6 yaşına kadar anneannemle kaldım, annem 17 yaşında evlenip 18'inde boşanınca sınava girip uludağ üniversitesi bilgisayar mühendisliğini kazandı ve okumaya gitti. babam o ara neredeydi, bilemiyorum. ancak 6-7 yaşına kadar bi gün babamda, bi gün anneannemde, bi gün babaannemde kaldığımı hatırlıyorum sadece. sonra bir gün babam geldi ve "gidiyoruz" dedi. başka biri ile evlenmişti. evlendiği kişiyi ilk orada gördüm.

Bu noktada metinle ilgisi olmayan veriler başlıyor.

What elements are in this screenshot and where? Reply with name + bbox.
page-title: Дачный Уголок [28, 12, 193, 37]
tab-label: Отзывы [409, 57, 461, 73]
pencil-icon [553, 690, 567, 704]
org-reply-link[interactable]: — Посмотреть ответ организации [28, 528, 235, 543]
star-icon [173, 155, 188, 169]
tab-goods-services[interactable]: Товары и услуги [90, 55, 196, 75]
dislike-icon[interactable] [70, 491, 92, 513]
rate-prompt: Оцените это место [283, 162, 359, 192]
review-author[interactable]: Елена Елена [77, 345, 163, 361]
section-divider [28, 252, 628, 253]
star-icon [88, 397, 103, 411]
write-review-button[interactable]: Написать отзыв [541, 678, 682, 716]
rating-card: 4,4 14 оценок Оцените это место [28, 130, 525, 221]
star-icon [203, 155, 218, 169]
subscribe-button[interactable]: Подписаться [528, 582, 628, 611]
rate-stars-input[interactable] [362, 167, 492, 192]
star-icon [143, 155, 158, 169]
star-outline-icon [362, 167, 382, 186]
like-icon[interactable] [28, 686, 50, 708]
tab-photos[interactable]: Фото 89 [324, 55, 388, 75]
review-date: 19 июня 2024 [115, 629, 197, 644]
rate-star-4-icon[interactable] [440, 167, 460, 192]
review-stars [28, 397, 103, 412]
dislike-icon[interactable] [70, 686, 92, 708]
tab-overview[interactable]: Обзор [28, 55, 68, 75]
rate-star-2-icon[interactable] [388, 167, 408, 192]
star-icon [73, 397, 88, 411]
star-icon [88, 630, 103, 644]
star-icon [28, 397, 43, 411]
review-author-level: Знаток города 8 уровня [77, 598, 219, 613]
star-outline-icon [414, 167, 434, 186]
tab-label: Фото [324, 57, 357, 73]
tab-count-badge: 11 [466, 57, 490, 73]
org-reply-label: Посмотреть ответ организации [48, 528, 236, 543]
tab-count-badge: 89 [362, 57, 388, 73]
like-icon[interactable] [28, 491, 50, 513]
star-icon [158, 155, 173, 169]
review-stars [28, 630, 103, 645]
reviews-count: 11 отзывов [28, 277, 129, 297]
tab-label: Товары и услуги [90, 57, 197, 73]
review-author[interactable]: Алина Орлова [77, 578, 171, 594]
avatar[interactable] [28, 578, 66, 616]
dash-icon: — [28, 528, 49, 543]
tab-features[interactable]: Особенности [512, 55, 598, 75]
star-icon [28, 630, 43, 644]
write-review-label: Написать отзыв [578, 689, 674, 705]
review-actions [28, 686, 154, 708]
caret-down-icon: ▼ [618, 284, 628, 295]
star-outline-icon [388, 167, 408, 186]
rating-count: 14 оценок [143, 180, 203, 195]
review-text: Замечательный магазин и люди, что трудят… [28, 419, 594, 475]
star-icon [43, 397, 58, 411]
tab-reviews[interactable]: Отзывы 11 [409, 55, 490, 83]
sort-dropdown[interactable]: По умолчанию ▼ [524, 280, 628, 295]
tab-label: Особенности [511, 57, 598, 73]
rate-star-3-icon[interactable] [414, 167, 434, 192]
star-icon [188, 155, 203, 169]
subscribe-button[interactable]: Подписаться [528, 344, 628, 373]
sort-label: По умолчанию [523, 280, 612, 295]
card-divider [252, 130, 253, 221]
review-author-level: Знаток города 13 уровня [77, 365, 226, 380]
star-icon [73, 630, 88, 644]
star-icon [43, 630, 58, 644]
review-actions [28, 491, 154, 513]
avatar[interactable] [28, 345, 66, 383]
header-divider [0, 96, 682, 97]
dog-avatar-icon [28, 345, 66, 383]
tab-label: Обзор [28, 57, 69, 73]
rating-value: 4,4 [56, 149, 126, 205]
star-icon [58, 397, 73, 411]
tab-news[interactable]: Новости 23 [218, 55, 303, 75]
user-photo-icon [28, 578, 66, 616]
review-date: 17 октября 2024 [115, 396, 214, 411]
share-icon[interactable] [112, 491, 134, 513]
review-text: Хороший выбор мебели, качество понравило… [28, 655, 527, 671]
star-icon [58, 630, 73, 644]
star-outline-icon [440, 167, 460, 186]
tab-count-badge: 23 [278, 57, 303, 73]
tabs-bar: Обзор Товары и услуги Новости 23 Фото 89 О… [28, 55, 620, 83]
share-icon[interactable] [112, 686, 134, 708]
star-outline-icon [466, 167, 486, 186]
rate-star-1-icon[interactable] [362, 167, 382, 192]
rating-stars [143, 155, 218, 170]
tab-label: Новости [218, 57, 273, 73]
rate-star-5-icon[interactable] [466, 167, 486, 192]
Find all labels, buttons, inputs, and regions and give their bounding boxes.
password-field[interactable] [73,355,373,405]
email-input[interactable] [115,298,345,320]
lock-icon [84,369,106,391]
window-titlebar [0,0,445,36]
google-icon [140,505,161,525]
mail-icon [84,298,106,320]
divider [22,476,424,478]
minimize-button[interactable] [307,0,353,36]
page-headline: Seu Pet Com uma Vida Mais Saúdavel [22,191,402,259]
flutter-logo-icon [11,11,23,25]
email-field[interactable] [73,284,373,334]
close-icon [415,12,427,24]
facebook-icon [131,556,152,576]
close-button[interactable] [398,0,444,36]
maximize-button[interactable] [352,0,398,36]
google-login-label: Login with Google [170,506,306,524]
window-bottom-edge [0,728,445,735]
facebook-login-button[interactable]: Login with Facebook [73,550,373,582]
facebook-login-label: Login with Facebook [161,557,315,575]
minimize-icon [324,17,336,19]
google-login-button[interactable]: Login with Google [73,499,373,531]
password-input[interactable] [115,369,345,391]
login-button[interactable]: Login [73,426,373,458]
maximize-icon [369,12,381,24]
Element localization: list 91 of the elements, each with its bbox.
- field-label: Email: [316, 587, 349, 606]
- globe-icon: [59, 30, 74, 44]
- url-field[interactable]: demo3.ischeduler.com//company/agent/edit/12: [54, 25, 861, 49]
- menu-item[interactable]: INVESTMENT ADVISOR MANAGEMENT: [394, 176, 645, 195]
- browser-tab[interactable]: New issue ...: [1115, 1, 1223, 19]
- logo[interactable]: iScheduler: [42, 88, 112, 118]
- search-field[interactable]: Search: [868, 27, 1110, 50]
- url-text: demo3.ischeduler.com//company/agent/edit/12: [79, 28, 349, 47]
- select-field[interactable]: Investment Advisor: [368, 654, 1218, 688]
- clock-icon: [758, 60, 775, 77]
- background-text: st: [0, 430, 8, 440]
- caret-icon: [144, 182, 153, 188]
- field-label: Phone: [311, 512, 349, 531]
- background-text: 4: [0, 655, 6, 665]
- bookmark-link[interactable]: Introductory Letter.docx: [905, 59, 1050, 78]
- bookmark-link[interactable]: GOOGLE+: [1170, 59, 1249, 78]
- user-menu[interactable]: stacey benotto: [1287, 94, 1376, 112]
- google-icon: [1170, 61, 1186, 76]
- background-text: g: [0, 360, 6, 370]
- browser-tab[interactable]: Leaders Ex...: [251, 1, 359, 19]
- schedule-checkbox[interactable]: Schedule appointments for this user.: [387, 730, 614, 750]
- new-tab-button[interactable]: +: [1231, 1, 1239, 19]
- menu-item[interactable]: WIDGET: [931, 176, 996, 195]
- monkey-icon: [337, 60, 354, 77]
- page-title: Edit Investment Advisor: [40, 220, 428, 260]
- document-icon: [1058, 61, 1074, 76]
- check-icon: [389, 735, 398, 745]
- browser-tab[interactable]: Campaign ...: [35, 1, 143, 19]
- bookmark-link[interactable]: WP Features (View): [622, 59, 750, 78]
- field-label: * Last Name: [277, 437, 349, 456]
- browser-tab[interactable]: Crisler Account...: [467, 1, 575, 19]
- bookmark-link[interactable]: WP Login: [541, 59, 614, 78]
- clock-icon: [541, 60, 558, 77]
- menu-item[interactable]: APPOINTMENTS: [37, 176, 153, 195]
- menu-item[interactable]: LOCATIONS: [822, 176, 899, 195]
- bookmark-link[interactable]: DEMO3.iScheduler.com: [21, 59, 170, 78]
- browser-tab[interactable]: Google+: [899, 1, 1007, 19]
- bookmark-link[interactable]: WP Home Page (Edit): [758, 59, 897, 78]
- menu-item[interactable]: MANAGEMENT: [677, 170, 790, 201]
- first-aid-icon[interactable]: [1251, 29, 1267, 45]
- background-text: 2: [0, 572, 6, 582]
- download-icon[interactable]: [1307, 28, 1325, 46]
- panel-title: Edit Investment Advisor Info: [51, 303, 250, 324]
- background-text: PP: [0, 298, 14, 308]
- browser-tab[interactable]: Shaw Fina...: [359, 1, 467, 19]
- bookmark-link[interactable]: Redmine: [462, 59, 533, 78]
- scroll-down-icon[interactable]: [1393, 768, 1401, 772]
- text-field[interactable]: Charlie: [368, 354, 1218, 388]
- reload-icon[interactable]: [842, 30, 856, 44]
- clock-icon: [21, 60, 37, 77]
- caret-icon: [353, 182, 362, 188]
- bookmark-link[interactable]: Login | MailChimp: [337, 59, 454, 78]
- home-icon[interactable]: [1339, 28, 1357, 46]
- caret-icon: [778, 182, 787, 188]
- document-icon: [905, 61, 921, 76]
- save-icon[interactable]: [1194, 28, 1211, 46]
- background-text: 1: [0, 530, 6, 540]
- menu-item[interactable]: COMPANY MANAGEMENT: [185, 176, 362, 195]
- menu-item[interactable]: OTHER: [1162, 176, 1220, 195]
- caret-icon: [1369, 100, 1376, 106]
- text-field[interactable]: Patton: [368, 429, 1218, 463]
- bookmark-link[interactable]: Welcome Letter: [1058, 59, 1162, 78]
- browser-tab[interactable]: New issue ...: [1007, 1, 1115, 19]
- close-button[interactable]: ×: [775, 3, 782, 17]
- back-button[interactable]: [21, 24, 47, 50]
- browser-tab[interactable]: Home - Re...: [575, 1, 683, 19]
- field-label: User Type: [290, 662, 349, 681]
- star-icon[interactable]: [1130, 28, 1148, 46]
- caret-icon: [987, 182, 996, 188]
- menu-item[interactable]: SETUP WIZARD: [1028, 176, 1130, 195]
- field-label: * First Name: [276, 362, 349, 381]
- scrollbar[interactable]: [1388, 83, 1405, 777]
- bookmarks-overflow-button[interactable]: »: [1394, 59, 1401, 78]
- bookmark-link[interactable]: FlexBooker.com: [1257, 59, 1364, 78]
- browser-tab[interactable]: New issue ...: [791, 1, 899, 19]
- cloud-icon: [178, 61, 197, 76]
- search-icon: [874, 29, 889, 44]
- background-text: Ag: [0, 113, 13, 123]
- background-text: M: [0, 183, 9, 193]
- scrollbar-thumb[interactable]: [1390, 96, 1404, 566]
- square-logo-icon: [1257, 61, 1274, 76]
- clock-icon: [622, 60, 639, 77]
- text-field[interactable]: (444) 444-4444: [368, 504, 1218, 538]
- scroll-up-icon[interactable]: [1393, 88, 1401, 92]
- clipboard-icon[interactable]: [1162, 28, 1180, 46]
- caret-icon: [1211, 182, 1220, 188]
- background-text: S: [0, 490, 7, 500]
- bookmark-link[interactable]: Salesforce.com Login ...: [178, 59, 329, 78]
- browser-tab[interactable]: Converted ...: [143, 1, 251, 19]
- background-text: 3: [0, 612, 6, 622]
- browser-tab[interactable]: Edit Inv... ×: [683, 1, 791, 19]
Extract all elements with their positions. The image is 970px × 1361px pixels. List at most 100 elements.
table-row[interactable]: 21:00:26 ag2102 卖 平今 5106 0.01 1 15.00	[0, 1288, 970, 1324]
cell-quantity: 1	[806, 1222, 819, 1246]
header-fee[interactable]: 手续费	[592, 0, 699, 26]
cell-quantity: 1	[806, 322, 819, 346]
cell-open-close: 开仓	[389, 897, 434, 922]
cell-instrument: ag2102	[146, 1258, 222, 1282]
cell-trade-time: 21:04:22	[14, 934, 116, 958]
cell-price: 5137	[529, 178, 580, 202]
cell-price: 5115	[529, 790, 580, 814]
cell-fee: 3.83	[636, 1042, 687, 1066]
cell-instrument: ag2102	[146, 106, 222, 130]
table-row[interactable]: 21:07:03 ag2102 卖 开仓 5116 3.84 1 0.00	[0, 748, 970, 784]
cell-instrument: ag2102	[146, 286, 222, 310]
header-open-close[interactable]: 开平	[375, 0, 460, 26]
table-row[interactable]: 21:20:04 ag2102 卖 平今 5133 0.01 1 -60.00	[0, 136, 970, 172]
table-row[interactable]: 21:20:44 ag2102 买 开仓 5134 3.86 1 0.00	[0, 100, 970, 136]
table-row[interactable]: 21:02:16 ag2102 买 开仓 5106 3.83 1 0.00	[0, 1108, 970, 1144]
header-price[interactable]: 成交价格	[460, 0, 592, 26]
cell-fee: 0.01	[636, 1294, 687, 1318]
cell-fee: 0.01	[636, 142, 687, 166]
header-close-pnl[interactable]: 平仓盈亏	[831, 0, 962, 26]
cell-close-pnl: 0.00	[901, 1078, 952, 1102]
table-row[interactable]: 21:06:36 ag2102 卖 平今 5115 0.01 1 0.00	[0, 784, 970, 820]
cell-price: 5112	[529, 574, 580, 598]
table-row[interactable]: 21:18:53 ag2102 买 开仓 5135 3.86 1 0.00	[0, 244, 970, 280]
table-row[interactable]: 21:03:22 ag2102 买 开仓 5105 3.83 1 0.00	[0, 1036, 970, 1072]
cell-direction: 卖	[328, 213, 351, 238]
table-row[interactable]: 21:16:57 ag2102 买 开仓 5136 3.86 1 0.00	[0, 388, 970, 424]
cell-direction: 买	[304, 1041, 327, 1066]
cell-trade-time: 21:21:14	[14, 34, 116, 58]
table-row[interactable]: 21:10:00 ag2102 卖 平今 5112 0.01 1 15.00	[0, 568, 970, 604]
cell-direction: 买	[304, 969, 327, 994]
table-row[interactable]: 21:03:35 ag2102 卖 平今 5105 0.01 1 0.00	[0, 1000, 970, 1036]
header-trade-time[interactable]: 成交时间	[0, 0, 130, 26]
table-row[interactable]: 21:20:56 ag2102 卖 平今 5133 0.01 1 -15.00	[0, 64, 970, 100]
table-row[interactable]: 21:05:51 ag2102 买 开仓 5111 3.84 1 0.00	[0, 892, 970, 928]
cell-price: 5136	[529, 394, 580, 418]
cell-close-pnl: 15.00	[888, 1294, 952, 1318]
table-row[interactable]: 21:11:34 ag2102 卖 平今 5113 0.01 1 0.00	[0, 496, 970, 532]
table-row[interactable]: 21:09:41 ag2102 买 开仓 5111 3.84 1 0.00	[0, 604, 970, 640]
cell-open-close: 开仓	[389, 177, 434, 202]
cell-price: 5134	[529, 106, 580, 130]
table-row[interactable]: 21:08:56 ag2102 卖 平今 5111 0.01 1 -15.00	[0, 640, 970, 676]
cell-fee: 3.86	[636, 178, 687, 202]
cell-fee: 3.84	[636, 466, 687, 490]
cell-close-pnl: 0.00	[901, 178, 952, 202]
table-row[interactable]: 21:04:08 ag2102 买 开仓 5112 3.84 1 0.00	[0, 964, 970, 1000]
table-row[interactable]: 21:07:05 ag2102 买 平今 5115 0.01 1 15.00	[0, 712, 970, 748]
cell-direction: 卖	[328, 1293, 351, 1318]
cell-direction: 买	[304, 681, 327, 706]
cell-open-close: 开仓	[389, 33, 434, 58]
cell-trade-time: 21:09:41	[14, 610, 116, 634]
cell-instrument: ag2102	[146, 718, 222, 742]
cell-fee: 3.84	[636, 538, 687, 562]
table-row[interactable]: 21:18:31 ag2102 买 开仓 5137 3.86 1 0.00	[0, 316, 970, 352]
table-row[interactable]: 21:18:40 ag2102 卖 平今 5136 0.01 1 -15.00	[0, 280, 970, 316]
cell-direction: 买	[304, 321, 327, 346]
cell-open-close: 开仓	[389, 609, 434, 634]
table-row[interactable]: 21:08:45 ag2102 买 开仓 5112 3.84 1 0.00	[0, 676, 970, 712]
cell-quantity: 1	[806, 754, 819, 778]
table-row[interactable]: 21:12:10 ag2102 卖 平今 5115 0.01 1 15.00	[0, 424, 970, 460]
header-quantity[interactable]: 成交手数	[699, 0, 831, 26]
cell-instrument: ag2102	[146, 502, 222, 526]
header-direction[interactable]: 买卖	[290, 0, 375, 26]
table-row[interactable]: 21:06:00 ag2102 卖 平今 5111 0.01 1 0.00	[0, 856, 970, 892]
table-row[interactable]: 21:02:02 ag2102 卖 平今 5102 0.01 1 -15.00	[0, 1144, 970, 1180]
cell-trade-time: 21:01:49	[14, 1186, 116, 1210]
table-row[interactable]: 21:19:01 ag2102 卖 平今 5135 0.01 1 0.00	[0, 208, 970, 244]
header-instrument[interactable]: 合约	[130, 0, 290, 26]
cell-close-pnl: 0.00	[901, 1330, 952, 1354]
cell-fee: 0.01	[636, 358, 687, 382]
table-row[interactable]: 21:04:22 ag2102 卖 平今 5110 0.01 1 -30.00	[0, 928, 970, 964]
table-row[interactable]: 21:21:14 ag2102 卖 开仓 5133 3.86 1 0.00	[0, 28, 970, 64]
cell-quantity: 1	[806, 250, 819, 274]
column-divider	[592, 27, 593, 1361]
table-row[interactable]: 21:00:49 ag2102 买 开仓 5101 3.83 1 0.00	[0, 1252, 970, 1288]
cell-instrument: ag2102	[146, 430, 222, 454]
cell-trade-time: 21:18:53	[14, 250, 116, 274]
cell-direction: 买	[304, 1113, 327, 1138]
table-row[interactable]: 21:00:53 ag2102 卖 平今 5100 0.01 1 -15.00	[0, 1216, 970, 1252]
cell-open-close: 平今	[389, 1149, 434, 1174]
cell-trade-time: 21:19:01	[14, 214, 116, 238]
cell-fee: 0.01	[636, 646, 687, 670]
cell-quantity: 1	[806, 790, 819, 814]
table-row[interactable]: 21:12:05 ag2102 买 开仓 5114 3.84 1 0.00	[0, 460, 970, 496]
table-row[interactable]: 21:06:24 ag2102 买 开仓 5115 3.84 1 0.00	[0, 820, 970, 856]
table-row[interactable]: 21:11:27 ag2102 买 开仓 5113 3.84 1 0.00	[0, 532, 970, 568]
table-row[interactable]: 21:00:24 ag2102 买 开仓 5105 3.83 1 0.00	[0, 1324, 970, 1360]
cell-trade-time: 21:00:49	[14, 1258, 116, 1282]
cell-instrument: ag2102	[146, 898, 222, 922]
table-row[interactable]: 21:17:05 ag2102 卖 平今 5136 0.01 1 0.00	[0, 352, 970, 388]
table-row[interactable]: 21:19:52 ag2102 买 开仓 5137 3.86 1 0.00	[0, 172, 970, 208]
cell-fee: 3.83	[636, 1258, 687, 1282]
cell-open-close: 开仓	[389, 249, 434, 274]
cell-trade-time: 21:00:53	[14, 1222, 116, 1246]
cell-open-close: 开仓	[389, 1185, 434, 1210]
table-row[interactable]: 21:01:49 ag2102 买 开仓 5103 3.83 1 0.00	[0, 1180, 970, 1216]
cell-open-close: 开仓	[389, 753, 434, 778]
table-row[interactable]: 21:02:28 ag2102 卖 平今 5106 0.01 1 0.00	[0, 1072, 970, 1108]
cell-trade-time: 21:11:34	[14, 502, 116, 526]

babamla birlikte yaşamaya başlayınca benim için o dönem neler değişti açıkçası tam olarak bilmiyorum. bu arada okula başladım ve babam geç saatlere kadar çalıştığı için günümün büyük bölümünü evlendiği kişi ile geçirmeye başladım. kadınla iletişim neredeyse olanaksızdı. evlenene kadar evinden çıkmamış, ilkokul terk, ev işini asli görevi olarak bilmiş ve yalan rüzgarı dizisi dışında sosyal hayatı olmayan bir kadındı. ilkokul terk derken kesinlikle onu küçümsemiyorum ama daha 2. sınıfa giderken günümün büyük kısmını geçirdiğim insanla aramızda neredeyse hiçbir ilişki kalmamışsa, ondan sorup öğrenebileceğim birşey kalmamışsa ona ne kadar saygı gösterebilirim ki? çocuk aklıyla hemde?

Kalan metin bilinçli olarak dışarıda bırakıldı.